Last Thursday, security forces in Isfahan stormed a birthday party and arrested every person there. The partygoers were beaten with batons before they were taken into custody.
As yet there is no evidence to support the idea of the men being gay. The men are being held for participating in a party with alcoholic drinks, music and dancing.
Sixteen of the men are being held for wearing cross-gender outfits, a practice which is not uncommon at popular Iranian costume parties. The man who was holding the party is known only as Farhad.
So far, the men have not been charged with any crime.
A witness who would only give the name Peyman told the Iran Queer Organisation: “I went to buy a gift for Farhad and so I arrived late for the party.
“As soon as I turned in to their street, I saw police cars parked everywhere; all my friends were arrested while seven or eight policeman beat them with batons.
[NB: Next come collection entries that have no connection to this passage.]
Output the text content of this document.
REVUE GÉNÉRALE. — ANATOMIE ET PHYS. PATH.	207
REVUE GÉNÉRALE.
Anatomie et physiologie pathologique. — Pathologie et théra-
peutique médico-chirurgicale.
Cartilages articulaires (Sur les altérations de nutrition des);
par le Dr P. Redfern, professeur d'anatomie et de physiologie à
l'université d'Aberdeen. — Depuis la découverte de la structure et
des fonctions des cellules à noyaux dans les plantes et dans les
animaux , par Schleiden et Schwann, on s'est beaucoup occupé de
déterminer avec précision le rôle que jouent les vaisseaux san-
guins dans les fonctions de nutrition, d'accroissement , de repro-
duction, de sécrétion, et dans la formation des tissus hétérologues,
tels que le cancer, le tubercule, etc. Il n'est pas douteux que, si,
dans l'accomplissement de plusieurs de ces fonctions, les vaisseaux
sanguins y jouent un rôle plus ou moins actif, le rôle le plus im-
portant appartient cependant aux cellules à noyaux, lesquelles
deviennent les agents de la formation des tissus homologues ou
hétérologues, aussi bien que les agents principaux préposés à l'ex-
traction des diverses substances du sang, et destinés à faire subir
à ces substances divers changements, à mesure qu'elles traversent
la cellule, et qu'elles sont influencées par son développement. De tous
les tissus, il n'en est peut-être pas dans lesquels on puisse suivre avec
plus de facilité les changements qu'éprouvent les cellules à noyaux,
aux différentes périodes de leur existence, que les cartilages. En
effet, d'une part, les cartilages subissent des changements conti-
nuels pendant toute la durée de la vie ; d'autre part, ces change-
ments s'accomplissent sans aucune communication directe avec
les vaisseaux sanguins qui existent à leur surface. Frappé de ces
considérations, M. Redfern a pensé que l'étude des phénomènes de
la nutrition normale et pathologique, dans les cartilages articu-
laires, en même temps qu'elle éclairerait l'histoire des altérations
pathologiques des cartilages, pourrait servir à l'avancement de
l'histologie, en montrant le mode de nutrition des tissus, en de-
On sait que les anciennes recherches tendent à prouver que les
“Fearing the usual punishments for attending a party, two had jumped from the second-floor window and were in a bad condition.
“Farhad’s family were also arrested. Everyone was transported into a big car and taken into custody. All their cell phones are off and we have no information about the situation inside the jail.”
The next morning all of the suspects were taken to court, and later to the jail.
The court will not permit the families of those arrested to visit their children, and is not accepting bail for their temporary release.
On Sunday May 13, the Iran Queer Organisation also received news that the suspects were being tortured and held in unacceptable conditions in the jail in Isfahan. They believe that the lives of the detainees are in danger.
Arsham Parsi, the executive director of the Iranian Queer Organisation said: “Obviously this crackdown is yet another systematic violation of human rights, along with brutal suppression of womens’ movements in Iran and must be strongly protested by all human rights organisations as yet another violation of people’s private rights and liberties.
“This means that for now, what is urgently needed is to strongly object to this gross violation of human rights and the invasion of young people’s lives and dignity.”
Under the Islamic Shar’ia law followed in Iran, gay sex is illegal, as is any sex that takes place outside marriage.
The maximum punishment for adultery and gay sex is death, and teenage boys as young as 15 are eligible for the death penalty.